Help in Arduino code! [SOLVED]

Projects Programming
1

I am trying to make a simple arduino circuit which blinks after every 5th loop .The problem is led never turns off.
code:

int led=7;
int i =1;

void setup()
{
    Serial.begin(9600); 
	pinMode(led, OUTPUT);
}

void loop(){
  bool rew=true;
  if (rew == true){
    digitalWrite(led,HIGH);
    rew=false;
  }
  Serial.print(i);
  Serial.println(" -->Loop no ");
  if(1% 5==0)rew=true;
  delay(5000);
  i++;
}

image
image784×560 34.8 KB

2

why did you post in "Suggestions for the Arduino Project" ?

I moved your topic to an appropriate forum category.
In the future, please take some time to pick the forum category that best suits the subject of your topic. There is an "About the _____ category" topic at the top of each category that explains its purpose.
This is an important part of responsible forum usage, as explained in the "How to get the best out of this forum" guide.
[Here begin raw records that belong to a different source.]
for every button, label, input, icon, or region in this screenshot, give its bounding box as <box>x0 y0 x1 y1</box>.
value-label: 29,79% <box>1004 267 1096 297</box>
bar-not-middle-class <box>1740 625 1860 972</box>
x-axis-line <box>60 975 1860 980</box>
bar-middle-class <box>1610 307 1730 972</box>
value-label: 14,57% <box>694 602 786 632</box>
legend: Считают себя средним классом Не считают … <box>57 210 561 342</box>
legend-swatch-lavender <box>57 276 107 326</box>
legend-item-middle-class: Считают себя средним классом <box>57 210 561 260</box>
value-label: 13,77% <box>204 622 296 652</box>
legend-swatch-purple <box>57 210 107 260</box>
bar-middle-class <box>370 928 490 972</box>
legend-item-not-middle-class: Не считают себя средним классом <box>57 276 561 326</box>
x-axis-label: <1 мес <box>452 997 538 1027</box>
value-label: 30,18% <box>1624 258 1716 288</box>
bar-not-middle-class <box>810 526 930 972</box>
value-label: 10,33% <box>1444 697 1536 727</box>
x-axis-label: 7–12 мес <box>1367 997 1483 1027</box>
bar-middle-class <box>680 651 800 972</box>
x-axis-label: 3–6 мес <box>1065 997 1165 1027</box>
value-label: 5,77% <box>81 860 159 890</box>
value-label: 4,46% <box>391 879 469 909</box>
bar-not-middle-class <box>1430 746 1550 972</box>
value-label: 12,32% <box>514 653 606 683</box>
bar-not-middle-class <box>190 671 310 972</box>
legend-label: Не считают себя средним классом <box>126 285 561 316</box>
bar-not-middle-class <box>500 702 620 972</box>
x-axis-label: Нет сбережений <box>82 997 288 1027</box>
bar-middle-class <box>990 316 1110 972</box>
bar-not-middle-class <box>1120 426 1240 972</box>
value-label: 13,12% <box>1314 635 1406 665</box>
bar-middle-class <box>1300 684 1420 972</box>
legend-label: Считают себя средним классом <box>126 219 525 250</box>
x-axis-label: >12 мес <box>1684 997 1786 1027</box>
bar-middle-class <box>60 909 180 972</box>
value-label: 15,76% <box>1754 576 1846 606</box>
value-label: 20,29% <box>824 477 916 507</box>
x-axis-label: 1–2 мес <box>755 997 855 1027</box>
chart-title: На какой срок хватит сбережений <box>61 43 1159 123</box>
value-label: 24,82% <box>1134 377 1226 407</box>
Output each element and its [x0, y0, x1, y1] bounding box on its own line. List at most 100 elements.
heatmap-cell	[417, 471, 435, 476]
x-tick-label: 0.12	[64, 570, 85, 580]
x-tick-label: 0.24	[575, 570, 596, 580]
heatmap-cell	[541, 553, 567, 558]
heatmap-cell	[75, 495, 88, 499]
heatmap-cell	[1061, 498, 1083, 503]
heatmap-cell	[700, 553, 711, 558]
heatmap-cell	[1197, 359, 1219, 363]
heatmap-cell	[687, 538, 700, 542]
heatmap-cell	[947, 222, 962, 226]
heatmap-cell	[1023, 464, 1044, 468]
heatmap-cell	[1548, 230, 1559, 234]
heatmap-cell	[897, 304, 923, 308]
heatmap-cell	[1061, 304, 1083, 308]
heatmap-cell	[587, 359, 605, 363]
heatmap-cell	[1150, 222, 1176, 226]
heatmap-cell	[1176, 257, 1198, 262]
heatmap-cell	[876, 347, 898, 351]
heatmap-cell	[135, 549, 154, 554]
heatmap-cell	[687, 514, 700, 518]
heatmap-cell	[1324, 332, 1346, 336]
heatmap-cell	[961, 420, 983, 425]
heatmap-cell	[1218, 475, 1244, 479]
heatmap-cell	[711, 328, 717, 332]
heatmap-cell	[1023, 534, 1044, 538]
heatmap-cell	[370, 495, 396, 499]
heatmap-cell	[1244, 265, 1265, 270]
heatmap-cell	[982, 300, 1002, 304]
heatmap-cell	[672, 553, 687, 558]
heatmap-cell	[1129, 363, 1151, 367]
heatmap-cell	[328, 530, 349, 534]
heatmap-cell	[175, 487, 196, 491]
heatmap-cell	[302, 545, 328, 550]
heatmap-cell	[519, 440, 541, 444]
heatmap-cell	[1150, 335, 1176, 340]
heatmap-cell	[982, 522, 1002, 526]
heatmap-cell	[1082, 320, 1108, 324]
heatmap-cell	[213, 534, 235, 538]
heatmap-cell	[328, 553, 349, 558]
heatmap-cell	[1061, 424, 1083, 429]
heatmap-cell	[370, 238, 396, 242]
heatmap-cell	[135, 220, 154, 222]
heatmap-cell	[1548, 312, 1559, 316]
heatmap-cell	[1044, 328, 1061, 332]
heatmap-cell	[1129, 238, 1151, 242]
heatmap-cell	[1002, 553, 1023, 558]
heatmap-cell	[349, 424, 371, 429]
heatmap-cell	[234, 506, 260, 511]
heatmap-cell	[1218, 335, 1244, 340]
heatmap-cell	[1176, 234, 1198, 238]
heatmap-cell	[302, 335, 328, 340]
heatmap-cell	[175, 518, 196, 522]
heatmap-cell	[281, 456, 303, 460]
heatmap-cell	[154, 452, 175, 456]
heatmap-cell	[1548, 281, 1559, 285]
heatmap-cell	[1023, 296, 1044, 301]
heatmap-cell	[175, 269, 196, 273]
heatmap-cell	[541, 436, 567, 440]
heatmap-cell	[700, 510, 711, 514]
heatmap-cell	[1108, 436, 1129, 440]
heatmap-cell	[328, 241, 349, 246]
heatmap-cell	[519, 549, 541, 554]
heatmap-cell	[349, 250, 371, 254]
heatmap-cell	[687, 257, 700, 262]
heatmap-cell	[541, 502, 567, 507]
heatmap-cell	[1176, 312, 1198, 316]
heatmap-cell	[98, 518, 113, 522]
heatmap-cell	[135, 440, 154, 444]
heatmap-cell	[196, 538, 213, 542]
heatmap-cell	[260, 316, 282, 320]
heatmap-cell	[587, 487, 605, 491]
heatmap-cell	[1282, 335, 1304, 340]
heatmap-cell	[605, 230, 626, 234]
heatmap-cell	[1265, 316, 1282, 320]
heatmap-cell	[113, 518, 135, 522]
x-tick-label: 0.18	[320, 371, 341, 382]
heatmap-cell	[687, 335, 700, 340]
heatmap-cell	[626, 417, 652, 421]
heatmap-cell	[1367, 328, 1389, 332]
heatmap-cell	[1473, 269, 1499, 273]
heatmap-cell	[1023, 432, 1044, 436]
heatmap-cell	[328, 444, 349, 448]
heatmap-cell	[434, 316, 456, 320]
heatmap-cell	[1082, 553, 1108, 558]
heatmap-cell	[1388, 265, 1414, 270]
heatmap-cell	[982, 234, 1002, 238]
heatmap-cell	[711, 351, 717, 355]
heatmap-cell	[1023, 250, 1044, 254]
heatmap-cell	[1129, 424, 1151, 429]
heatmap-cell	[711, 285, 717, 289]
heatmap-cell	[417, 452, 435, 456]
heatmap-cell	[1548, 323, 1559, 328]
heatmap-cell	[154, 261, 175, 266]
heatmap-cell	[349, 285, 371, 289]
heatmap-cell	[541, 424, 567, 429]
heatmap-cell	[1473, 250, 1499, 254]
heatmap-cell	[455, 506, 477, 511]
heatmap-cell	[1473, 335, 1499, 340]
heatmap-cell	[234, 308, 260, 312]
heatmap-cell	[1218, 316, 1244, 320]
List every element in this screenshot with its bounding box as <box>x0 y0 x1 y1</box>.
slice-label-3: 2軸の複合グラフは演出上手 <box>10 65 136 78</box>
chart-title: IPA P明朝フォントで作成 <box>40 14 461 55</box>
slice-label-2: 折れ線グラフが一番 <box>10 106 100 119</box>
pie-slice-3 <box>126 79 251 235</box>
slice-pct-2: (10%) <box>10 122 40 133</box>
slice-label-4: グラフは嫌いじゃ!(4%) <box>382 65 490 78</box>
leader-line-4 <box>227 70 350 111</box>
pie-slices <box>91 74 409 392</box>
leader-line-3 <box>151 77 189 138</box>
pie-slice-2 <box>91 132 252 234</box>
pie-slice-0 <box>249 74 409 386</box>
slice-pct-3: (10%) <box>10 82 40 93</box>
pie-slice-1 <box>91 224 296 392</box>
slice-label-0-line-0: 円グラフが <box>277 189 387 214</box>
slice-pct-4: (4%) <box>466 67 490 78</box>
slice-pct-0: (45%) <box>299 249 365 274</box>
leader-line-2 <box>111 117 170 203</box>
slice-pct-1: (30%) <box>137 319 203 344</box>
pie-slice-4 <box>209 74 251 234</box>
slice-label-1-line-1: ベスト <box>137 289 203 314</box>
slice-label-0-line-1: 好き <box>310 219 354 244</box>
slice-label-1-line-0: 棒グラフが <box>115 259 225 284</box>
The guide contains a lot of other useful information. Please read it.
Thanks in advance for your cooperation.

3

what is the result of 1 % 5 ? did you mean to type i instead of 1 ?

4

yes !
Let me correct it

5

so the LED goes on right away.... you just set rew to true and then check if it's true..

Also read about scope, your rew variable is local to the loop and not static.

6

This is also untested.

8

if would be better to add the ternary operator and use HIGH and LOW instead of

9

got it

10 
int led=7;
int i =1;

void setup()
{
    Serial.begin(9600); 
	pinMode(led, OUTPUT);
}

void loop(){
  bool rew=false ;
  if(i% 5==0)rew=true;
  if (rew == true|| i==1){
    digitalWrite(led,HIGH);
    delay(500);
    digitalWrite(led,LOW);
    //rew=false;
  }
  Serial.print(i);
  Serial.println(" -->Loop no ");
  delay(1000);
  i++;
}

The code works after the aforementioned changes.
Thankyou all;

11

maybe for readability but it should work just fine. No timing was actually specified other than every 5th loop.

Perhaps it would be better to mention the example sketch "Blink Without Delay".

12

yes. The way I got the requirements was

  • LED On for 5 loops cycles
  • LED Off for 5 loops cycles

rinse & repeat.

➜ a state machine might be a nice readable way to implement this

Here is a small introduction to the topic: Yet another Finite State Machine introduction

const int ledPin = 3;
enum {LED_ON, LED_OFF} state = LED_OFF;
int loopCounter = 0;

void setup() {
  pinMode(ledPin, OUTPUT);
  Serial.begin(115200);
}

void loop() {
  Serial.print("Loop #"); Serial.println(loopCounter+1);

  switch (state) {
    case LED_ON:
      if (++loopCounter >= 5) {
        Serial.println(F("Turning Led Off"));
        digitalWrite(ledPin, LOW);
        state = LED_OFF;
        loopCounter = 0;
      }
      break;

    case LED_OFF:
      if (++loopCounter >= 5) {
        Serial.println(F("Turning Led On"));
        digitalWrite(ledPin, HIGH);
        state = LED_ON;
        loopCounter = 0;
      }
      break;
  }

  // so that we can see what's going on
  delay(100);
}
1 Like
13

Sorry for giving out the wrong specifications.

loopCounter Doesn't it always turn 0 ?
By the output:
Loop #1
Loop #2
Loop #3
Loop #4
Loop #5
Turning Led On
Loop #1
Loop #2
Loop #3
Loop #4
Loop #5
Turning Led Off
Loop #1
Loop #2

Is it same as using delay(500) 5 times ?
And i still don't get the part of Switch -case ? Like how is it repeating every 5 times (ie. turn off and on state for 5 loops) because of these

...
if (++loopCounter >= 5) 
...
loopCounter = 0;
...

Also Thankyou @HazardsMind and @J-M-L for helping

14

you might benefit from studying state machines. Here is a small introduction to the topic: Yet another Finite State Machine introduction

++loopCounter is incrementing the loopCounter variable

15

This topic was automatically closed 180 days after the last reply. New replies are no longer allowed.